Lecture 16
University of Arizona
INFO 511 - Fall 2024
R-squared is a statistical measure that represents the proportion of the variance for a dependent variable that’s explained by an independent variable or variables in a regression model.
\[ R^2 = 1 - \frac{RSS}{TSS} \]
Residuals are the differences between the observed values and the predicted values from a regression model.
If \(y_i\) is an observed value and \(\hat{y}_i\) is the predicted value, the residual \(e_i\) is given by:
\(e_i = y_i - \hat{y}_i\)
The mean \(\bar{y}\) is the average of all observed values, calculated as
\(\bar{y}=\frac{1}{n} \sum_{i=1}^{n}y_i\)
Where \(n\) is the number of observations.
These are measures of variability within the data set.
Residual Sum of Squares (RSS):
\(RSS = \sum_{i=1}^{n} (y_i - \hat{y}_i)^2\)
Total Sum of Squares (TSS):
\(TSS = \sum_{i=1}^{n} (y_i - \bar{y})^2\)
This measures the total deviation of the observed values from their mean.
R-squared is calculated as:
\(R^2 = 1 - \frac{RSS}{TSS}\)
This value ranges from 0 to 1 and indicates how well the independent variables explain the variability of the dependent variable.
\[ R^2_{adj} = 1 - \frac{RSS / df_{res}}{TSS / df_{tot}} \]
\(df_{res}\) represents the degrees of freedom of the residuals, which is the number of observations minus the number of predictors minus one.
\(df_{tot}\) represents the degrees of freedom of the total variability, which is the number of observations minus one.
Penalizes Complexity: Adjusted R-squared decreases when unnecessary predictors are added to the model, discouraging overfitting.

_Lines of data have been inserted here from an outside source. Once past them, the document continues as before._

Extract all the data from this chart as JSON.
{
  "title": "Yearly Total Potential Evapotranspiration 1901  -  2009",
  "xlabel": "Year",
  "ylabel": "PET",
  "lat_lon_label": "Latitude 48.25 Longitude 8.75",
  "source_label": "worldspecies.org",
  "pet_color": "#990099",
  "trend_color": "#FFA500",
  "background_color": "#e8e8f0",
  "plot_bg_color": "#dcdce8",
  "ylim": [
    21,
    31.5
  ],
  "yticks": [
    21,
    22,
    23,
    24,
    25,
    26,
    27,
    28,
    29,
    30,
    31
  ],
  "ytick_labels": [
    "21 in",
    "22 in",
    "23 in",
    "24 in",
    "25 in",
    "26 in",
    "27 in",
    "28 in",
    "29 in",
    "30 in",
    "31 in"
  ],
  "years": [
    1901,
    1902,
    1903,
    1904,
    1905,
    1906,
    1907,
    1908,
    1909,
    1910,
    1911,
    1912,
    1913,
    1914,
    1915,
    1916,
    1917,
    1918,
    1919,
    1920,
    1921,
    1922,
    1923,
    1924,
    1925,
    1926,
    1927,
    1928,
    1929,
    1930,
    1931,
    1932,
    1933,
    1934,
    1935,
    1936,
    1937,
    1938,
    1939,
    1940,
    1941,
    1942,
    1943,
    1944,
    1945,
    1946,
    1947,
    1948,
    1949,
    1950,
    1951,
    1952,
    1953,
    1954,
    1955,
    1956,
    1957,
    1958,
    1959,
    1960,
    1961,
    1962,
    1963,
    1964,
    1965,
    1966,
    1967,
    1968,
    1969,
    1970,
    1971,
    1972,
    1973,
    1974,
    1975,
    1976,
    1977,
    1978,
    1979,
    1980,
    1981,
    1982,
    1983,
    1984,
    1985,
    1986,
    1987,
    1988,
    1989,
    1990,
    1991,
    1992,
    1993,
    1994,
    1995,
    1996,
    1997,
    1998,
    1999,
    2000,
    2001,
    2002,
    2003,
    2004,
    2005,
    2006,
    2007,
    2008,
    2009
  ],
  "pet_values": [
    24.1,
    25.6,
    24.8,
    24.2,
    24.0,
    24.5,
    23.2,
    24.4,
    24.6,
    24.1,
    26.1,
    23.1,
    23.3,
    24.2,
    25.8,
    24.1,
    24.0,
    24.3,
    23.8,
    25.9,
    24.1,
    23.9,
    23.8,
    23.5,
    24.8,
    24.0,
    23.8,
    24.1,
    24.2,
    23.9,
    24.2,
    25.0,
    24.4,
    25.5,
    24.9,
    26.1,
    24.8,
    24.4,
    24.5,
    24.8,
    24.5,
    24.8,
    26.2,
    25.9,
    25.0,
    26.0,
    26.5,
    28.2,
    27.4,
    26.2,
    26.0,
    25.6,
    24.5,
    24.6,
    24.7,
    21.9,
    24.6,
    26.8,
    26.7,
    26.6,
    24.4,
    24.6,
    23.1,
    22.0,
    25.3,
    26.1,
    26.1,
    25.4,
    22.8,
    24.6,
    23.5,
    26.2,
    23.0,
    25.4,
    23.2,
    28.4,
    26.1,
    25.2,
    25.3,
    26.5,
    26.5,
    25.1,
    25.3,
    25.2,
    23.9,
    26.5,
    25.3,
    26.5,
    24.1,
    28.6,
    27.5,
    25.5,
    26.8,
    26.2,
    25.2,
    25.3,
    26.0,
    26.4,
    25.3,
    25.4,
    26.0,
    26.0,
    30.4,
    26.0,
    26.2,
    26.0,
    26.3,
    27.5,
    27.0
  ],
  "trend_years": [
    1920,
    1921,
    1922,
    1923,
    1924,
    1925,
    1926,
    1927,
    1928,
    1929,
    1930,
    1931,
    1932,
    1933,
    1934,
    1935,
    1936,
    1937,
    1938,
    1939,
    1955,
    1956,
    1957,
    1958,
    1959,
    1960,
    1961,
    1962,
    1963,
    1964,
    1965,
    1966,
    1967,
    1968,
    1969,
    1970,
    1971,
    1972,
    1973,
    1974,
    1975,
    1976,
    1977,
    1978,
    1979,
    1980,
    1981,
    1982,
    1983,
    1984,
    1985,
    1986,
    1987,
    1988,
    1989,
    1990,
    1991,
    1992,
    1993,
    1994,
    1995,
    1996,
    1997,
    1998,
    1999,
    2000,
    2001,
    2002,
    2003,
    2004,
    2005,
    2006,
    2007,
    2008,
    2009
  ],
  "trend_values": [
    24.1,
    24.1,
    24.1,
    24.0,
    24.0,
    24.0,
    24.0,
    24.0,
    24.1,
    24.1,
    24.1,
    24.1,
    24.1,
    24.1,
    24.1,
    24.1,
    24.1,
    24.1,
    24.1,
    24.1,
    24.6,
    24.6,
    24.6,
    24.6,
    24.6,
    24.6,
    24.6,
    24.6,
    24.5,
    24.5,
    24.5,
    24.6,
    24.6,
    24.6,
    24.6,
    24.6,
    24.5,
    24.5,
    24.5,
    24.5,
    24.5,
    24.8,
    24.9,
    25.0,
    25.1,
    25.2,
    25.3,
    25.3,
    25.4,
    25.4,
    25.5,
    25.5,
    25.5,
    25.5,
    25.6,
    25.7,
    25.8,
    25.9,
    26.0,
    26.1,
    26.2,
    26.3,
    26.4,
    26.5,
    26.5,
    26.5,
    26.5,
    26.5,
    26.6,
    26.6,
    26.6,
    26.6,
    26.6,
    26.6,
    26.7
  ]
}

Comparability: It is more reliable than R-squared for comparing models with different numbers of predictors.
Value Range: Unlike R-squared, adjusted R-squared can be negative if the model is worse than a simple mean model, though it typically ranges from 0 to 1.

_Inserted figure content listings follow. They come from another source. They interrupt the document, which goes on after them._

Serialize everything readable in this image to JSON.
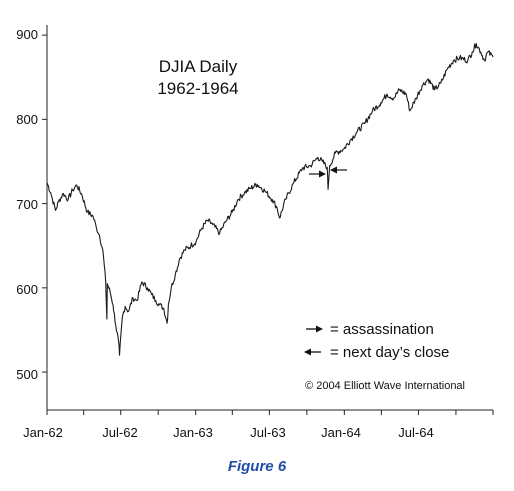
{
  "chart_data": {
    "type": "line",
    "title_lines": [
      "DJIA Daily",
      "1962-1964"
    ],
    "x_domain": [
      "1962-01-01",
      "1964-12-31"
    ],
    "y_domain": [
      455,
      912
    ],
    "y_ticks": [
      500,
      600,
      700,
      800,
      900
    ],
    "x_ticks": [
      {
        "label": "Jan-62",
        "date": "1962-01-01"
      },
      {
        "label": "Jul-62",
        "date": "1962-07-01"
      },
      {
        "label": "Jan-63",
        "date": "1963-01-01"
      },
      {
        "label": "Jul-63",
        "date": "1963-07-01"
      },
      {
        "label": "Jan-64",
        "date": "1964-01-01"
      },
      {
        "label": "Jul-64",
        "date": "1964-07-01"
      }
    ],
    "x_minor_ticks": [
      "1962-04-01",
      "1962-10-01",
      "1963-04-01",
      "1963-10-01",
      "1964-04-01",
      "1964-10-01"
    ],
    "grid": false,
    "series": [
      {
        "points": [
          [
            "1962-01-01",
            725
          ],
          [
            "1962-01-10",
            713
          ],
          [
            "1962-01-22",
            692
          ],
          [
            "1962-01-29",
            702
          ],
          [
            "1962-02-10",
            712
          ],
          [
            "1962-02-22",
            705
          ],
          [
            "1962-03-05",
            716
          ],
          [
            "1962-03-15",
            722
          ],
          [
            "1962-03-28",
            710
          ],
          [
            "1962-04-10",
            690
          ],
          [
            "1962-04-24",
            685
          ],
          [
            "1962-05-02",
            672
          ],
          [
            "1962-05-10",
            662
          ],
          [
            "1962-05-18",
            645
          ],
          [
            "1962-05-25",
            608
          ],
          [
            "1962-05-28",
            563
          ],
          [
            "1962-05-29",
            605
          ],
          [
            "1962-06-05",
            595
          ],
          [
            "1962-06-12",
            580
          ],
          [
            "1962-06-19",
            555
          ],
          [
            "1962-06-26",
            535
          ],
          [
            "1962-06-28",
            520
          ],
          [
            "1962-07-05",
            565
          ],
          [
            "1962-07-12",
            578
          ],
          [
            "1962-07-20",
            572
          ],
          [
            "1962-07-31",
            588
          ],
          [
            "1962-08-10",
            585
          ],
          [
            "1962-08-22",
            607
          ],
          [
            "1962-09-05",
            600
          ],
          [
            "1962-09-15",
            592
          ],
          [
            "1962-09-25",
            585
          ],
          [
            "1962-10-05",
            580
          ],
          [
            "1962-10-15",
            575
          ],
          [
            "1962-10-23",
            558
          ],
          [
            "1962-10-26",
            580
          ],
          [
            "1962-11-02",
            600
          ],
          [
            "1962-11-12",
            616
          ],
          [
            "1962-11-23",
            635
          ],
          [
            "1962-12-05",
            645
          ],
          [
            "1962-12-20",
            650
          ],
          [
            "1963-01-02",
            655
          ],
          [
            "1963-01-15",
            670
          ],
          [
            "1963-01-30",
            680
          ],
          [
            "1963-02-12",
            675
          ],
          [
            "1963-03-01",
            665
          ],
          [
            "1963-03-15",
            678
          ],
          [
            "1963-04-01",
            690
          ],
          [
            "1963-04-15",
            705
          ],
          [
            "1963-05-01",
            713
          ],
          [
            "1963-05-15",
            718
          ],
          [
            "1963-06-01",
            723
          ],
          [
            "1963-06-20",
            715
          ],
          [
            "1963-07-08",
            705
          ],
          [
            "1963-07-20",
            695
          ],
          [
            "1963-07-26",
            683
          ],
          [
            "1963-08-10",
            705
          ],
          [
            "1963-08-30",
            725
          ],
          [
            "1963-09-20",
            742
          ],
          [
            "1963-10-10",
            745
          ],
          [
            "1963-10-28",
            755
          ],
          [
            "1963-11-08",
            750
          ],
          [
            "1963-11-20",
            743
          ],
          [
            "1963-11-22",
            717
          ],
          [
            "1963-11-26",
            745
          ],
          [
            "1963-12-10",
            760
          ],
          [
            "1963-12-31",
            765
          ],
          [
            "1964-01-15",
            775
          ],
          [
            "1964-02-01",
            785
          ],
          [
            "1964-02-20",
            795
          ],
          [
            "1964-03-10",
            810
          ],
          [
            "1964-03-31",
            820
          ],
          [
            "1964-04-15",
            830
          ],
          [
            "1964-05-01",
            825
          ],
          [
            "1964-05-15",
            835
          ],
          [
            "1964-06-01",
            830
          ],
          [
            "1964-06-10",
            810
          ],
          [
            "1964-06-25",
            825
          ],
          [
            "1964-07-10",
            840
          ],
          [
            "1964-07-25",
            848
          ],
          [
            "1964-08-10",
            835
          ],
          [
            "1964-08-25",
            843
          ],
          [
            "1964-09-10",
            860
          ],
          [
            "1964-09-25",
            870
          ],
          [
            "1964-10-10",
            873
          ],
          [
            "1964-10-30",
            870
          ],
          [
            "1964-11-10",
            880
          ],
          [
            "1964-11-20",
            890
          ],
          [
            "1964-12-01",
            880
          ],
          [
            "1964-12-10",
            870
          ],
          [
            "1964-12-18",
            880
          ],
          [
            "1964-12-31",
            874
          ]
        ]
      }
    ]
  },
  "legend": {
    "assassination": "= assassination",
    "next_close": "= next day’s close"
  },
  "copyright": "© 2004 Elliott Wave International",
  "caption": "Figure 6",
  "colors": {
    "line": "#1a1a1a",
    "axis": "#222222",
    "caption": "#1f4fa8"
  }
}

\(df_{res}\): Degrees of freedom related to the estimate of the population variance around the model’s predictions.
\(df_{tot}\): Degrees of freedom related to the estimate of the population variance around the mean of the observed values.
Occam’s Razor states that among competing hypotheses that predict equally well, the one with the fewest assumptions should be selected.
Model selection follows this principle.
We only want to add another variable to the model if the addition of that variable brings something valuable in terms of predictive power to the model.
In other words, we prefer the simplest best model, i.e. parsimonious model.